Linux – In Linux, how can I map SHIFT_L/SHIFT_R when pressed without additional key

keyboardkeymaplinuxxmodmap

Today I found this very nice article by Steven Losh in which he presents a couple of productivity boosting keyboard mappings. Among them is a dynamic mapping of the left and right shift keys.

The Idea

When Shift_L or Shift_R are pressed without an additional key they are mapped to '(' and ')' respectively, otherwise they function as usual.

The Problem

He does all of this under OSX. I am trying to achieve the same under Linux. There is no straightforward way for this since as I understand you can't use xmodmap to configure one key for Shift_L alone, and another for Shift when used as a modifier key.

I have googled around a bit and found people trying to do the same under Windows which is apparently possible using AutoHotKey, but I could not find anything for Linux.

Is there a way to solve this under Linux?

Best Answer

Wow! User teika kazura's comment on the original question is quite correct — not only is this effectively a duplicate of that other question, but the answer provided there ("use xcape") solves this problem!

After cloning the xcape repo and compiling (I had to install libXtst-devel on my Fedora box, first), I was able to obtain the exact behavior requested with the following command:

xcape -e "Shift_L=parenleft;Shift_R=parenright"

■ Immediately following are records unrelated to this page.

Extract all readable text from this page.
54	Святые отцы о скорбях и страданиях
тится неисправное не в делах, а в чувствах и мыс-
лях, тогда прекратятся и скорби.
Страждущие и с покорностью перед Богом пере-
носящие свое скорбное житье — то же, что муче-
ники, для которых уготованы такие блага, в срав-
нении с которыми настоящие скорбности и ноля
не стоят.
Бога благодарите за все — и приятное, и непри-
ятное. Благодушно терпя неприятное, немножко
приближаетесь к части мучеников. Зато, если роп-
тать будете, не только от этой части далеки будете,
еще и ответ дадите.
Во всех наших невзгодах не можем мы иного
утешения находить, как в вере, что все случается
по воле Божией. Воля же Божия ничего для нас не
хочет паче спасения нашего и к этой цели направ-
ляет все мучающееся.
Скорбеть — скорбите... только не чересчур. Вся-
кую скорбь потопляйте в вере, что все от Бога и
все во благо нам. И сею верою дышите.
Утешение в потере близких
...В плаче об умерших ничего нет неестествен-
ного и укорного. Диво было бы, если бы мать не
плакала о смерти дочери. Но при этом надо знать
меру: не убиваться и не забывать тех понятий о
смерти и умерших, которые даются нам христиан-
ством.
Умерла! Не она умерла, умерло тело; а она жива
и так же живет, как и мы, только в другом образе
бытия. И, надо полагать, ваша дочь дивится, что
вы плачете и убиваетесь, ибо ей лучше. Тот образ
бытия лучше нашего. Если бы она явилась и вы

After admittedly-cursory testing, it seems to work extremely well. Nice!

Other Options

If you use the Shift key as a mouse modifier (i.e. if you ever shift-click anything), you'll probably want to include xcape's timeout option and find a comfortable timeout value, so that solo Shift keypresses used in combination with the mouse don't generate spurious parentheses. From the xcape README:

-t <timeout ms>

If you hold a key longer than this timeout, xcape will not generate a key event. Default is 500 ms.

So, by including the -t flag with a timeout value that works for you, you'll still be able to shift-click with the mouse as long as you hold down Shift for at least timeout ms milliseconds.

(Credit, again, to teika kazura for pointing out the other question, and also to don_crissti for the original answer there.)